Eli Hughes
HIT Project #3 https://community.freescale.com/docs/DOC-99621
Dependencies: EthernetInterface WebSocketClient mbed-rtos mbed
MonkeyDo!
These are the demo files for Freescale HIT project #3: Monkey Do. It uses a FRDM-AUTO + a FRDM-K64F to demo websockets for a simple IoT application.
See the main MonkeyDo page for all of the schematics, videos, GitHub links, etc for everything else!
https://community.freescale.com/docs/DOC-99621
main.cpp
- Committer:
- emh203
- Date:
- 2014-07-04
- Revision:
- 0:29f58b9daa2c
- Child:
- 1:d87a428e88ee
File content as of revision 0:29f58b9daa2c:
#include "System.h"
char StringBuffer[256];
#define TEMPERATURE_FILTER_SIZE 16
float TemperatureFilterBuffer[TEMPERATURE_FILTER_SIZE] = {0};
uint32_t TemperatureFilterIndex = 0;
float Temperature = 0;
Ticker SystemTicker;
volatile uint32_t SensorUpdateTicker = 0;
//This is used for some general purpose timing in the main loop
void SystemTick()
{
if(SensorUpdateTicker < 0xFFFFFFFF)
SensorUpdateTicker++;
}
int main()
{
uint32_t i;
DISABLE_HIGH_CURRENT_RELAY;
DISABLE_LOW_CURRENT_RELAY;
InitTerminal(); //Initialize the Terminal State machine
// enable the usb uart rx fifo
// UART_PFIFO_REG(UART0) |= 0x08;
//Setup ouur ticker for 1mS
SystemTicker.attach_us(SystemTick,1000);
PC.printf("\r\n\r\nMonkey Do!\r\n");
PC.printf("Ethernet Init!\r\n");
eth.init(); //Use DHCP
eth.connect();
PC.printf("IP Address is %s\r\n", eth.getIPAddress());
Websocket ws("ws://sockets.mbed.org:443/ws/emh203/rw");
ws.connect();
while (1) {
//Send sensor data to the websocket every second
if(SensorUpdateTicker >= 1000)
{
SensorUpdateTicker = 0;
Temperature = 0;
//Take a bunch of measurements and average to help with Data converter Noise
for(i=0;i<TEMPERATURE_FILTER_SIZE;i++)
{
Temperature += ((TempSensor.read() * 3.3)// * //convert to volts
- 0.500) // subtract off 0c offset .... you may need to calibrate... see MCP9700A-E/TO data sheet
* 100; // Scale to Degrees C
}
Temperature = Temperature / TEMPERATURE_FILTER_SIZE;
sprintf(StringBuffer,"temp %.1f\r\n",Temperature);
ws.send(StringBuffer);
}
//See if we have an incoming command, if so process it
if(ws.read(StringBuffer) == true)
{
//our command structure is a simple ascii string.
//
//Cmd arg1 arg2 .....
//
//The command is the 1st string. Each argument is separated by white space
//
//for example:
//
//ssr 1 0
//
//is the "ssr" command with 2 arguments: 1 and 0
//
//
//There are many ways to process a command but I will use my "Terminal" processor
//It normally is used to emulated a basic command line terminal from a serial port but it
//can easily process ourwebsocket data.
//
//
//see if this is the command we sent out. The Mbed Websocket server sends input messagest
//to all who are attached. This means we get our own messages back.

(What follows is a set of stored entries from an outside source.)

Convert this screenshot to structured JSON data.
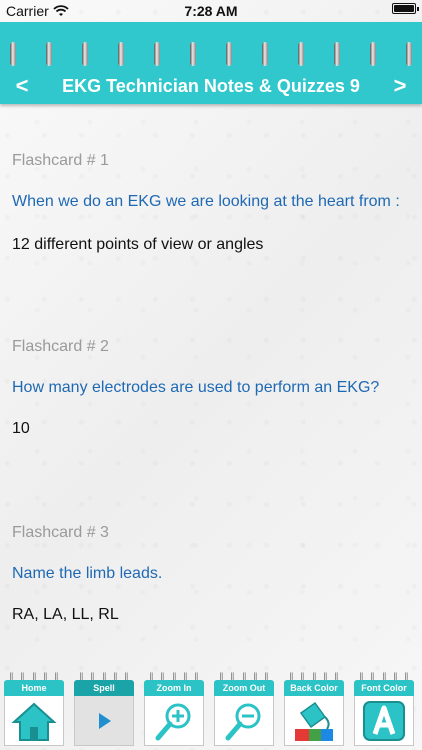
{
  "status_bar": {
    "carrier": "Carrier",
    "time": "7:28 AM"
  },
  "header": {
    "title": "EKG Technician Notes & Quizzes 9",
    "prev_label": "<",
    "next_label": ">",
    "color": "#30c8cc"
  },
  "flashcards": [
    {
      "number": "Flashcard # 1",
      "question": "When we do an EKG we are looking at the heart from :",
      "answer": "12 different points of view or angles"
    },
    {
      "number": "Flashcard # 2",
      "question": "How many electrodes are used to perform an EKG?",
      "answer": "10"
    },
    {
      "number": "Flashcard # 3",
      "question": "Name the limb leads.",
      "answer": "RA, LA, LL, RL"
    }
  ],
  "toolbar": {
    "home": {
      "label": "Home",
      "icon": "home-icon"
    },
    "spell": {
      "label": "Spell",
      "icon": "play-icon"
    },
    "zoom_in": {
      "label": "Zoom In",
      "icon": "zoom-in-icon"
    },
    "zoom_out": {
      "label": "Zoom Out",
      "icon": "zoom-out-icon"
    },
    "back_color": {
      "label": "Back Color",
      "icon": "paint-bucket-icon"
    },
    "font_color": {
      "label": "Font Color",
      "icon": "letter-a-icon"
    }
  },
  "colors": {
    "question": "#1f69b4",
    "flashcard_number": "#9a9a9a",
    "answer": "#111111"
  }
}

if(strncmp(StringBuffer,"temp",4) == 0)
{
//this means we go the temp message back, do nothing
}
else
{
//The first thing to do is copy the data into the terminal input queue
ByteArrayEnqueue(&TERMINAL_INPUT_QUEUE,(uint8_t *)StringBuffer,strlen(StringBuffer));
//We also need a put in a new line character so the terminal will think a new command has been entered
ByteEnqueue(&TERMINAL_INPUT_QUEUE,'\r');
}
//Now that the data is in the terminal input queue, the ProcessTerminal() function will do the rest
}
//This will process any incoming data to the terminal
ProcessTerminal();
//In addition to the websocket interface, we will also have a simple virtual command line terminal over the USB virtual com port.
//As of 2014-06-24 the Serial IRQ routines are not function in the mbed libraries for the FRDM-K64. For the mean time
//We will just manually shuffle data in and out of the terminal queues. The baud rate is slow enough in that the main loop will have plenty of time to
//move everything. Ideally I would want interrupts to keep everything flowing but this will be good enough for now.
if(PC.readable()) {
ByteEnqueue(&TERMINAL_INPUT_QUEUE,PC.getc());
}
if(BytesInQueue(&TERMINAL_OUTPUT_QUEUE)>0) {
if(PC.writeable()) {
PC.putc(ForcedByteDequeue(&TERMINAL_OUTPUT_QUEUE));
}
}
}
}